Ascolti dal 07-01 al 14-01
Gennaio 14, 2007 at 12:43 pm | In Amusement Parks on Fire, Astrobrite, Giardini di Mirò, Lambchop, Low, Musica, Red House Painters, The Shins, Tom Waits | Leave a CommentLow – I Could Live In Hope [Vernord Yard, 1994]

I Could Live in Hope è l’album di esordio dei Low.
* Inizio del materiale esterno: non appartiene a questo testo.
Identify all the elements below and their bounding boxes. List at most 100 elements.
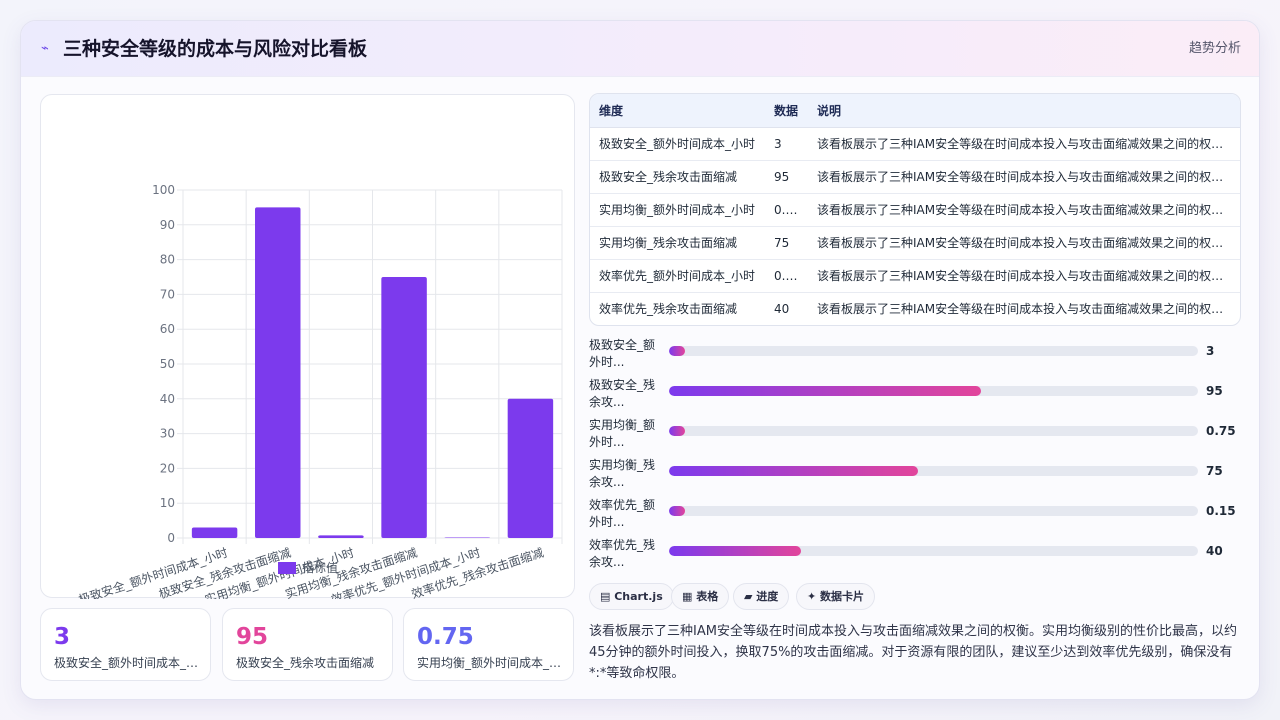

Ascoltarlo a 13 anni dall’uscita non compromette il piacere dell’ascolto di uno dei dischi fondamentali degli anni ‘90. Alan Sparhawk e Mimi Parker creano un capolavoro di una semplicità sonora estrema: piccoli bozzetti di chitarra riverberano su stanche ritmiche a base di hi-hat e rullante, su giri di basso provenienti da una catatonica new wave. L’incedere minore di Lazy, la danza ipnotica di Lullaby rappresentano apici difficilmente eguagliabili. Non chiamatelo sadcore.
Valutazione: *****
Tracklist: Words; Fear; Cut; Slide; Lazy; Lullaby; Sea; Down; Drag; Rope; Sunshine.
Low – Long Division [1995, Vernon Yard / Virgin]
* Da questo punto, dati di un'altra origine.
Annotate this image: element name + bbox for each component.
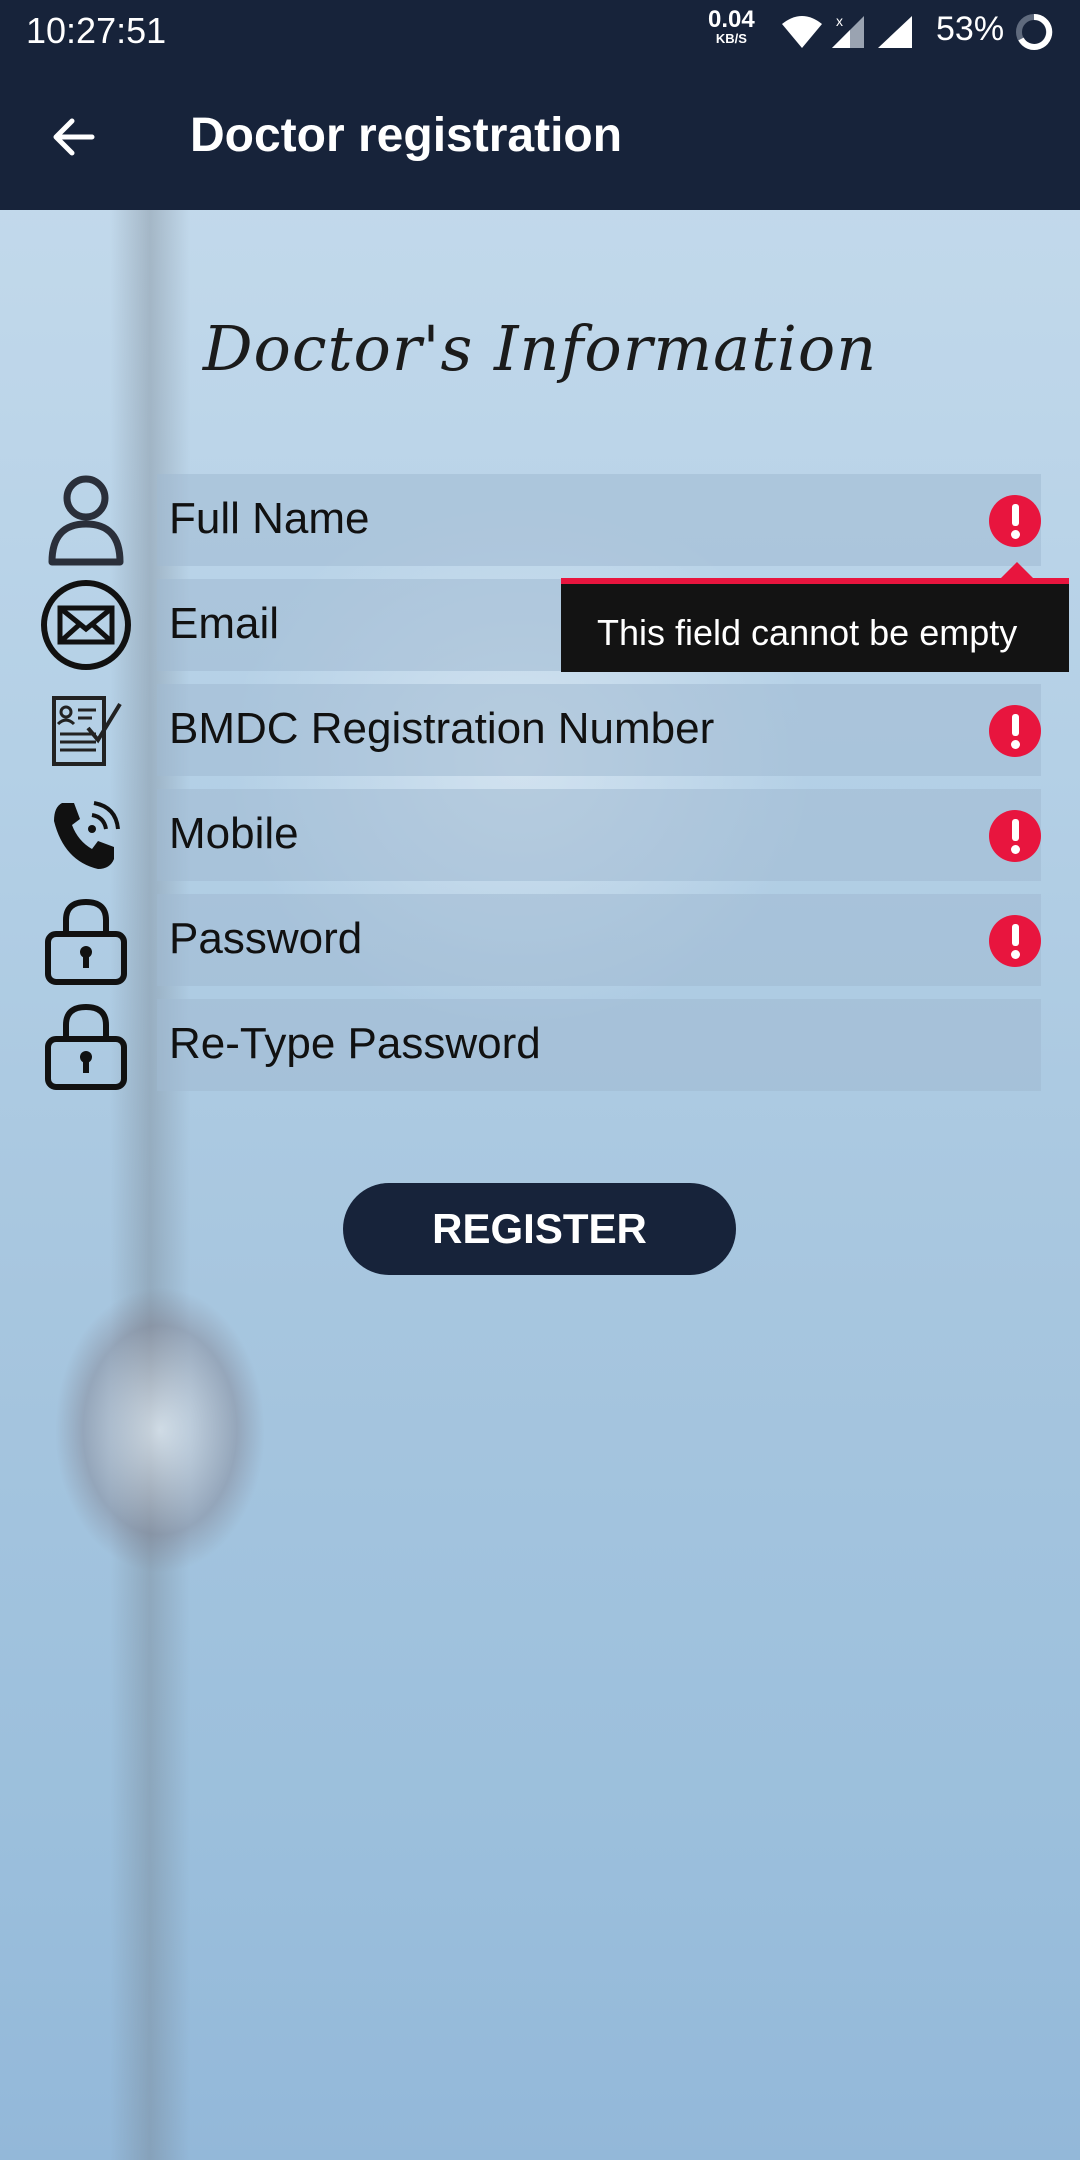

Il secondo album dei Low ripercorre i sentieri tracciati dal loro folgorante debutto, senza però riuscire a coglierne le vette. Sulla scia dei Galaxie 500, i Low plasmano un collage di immagini sfocate e affascinanti, evocative, tra le quali smarrirsi: ascoltare Violence, dove le voci di Mimi e Alan si inseguono e si sfiorano e capire il perché.
Valutazione: ****
Tracklist: Violence; Below & Above; Shame; Throw Out the Line; Swingin’; SeeThrough; Turn; Caroline; Alone; Streetlight; Stay; Take.
Tom Waits – Swordfishtrombones [1983, Island]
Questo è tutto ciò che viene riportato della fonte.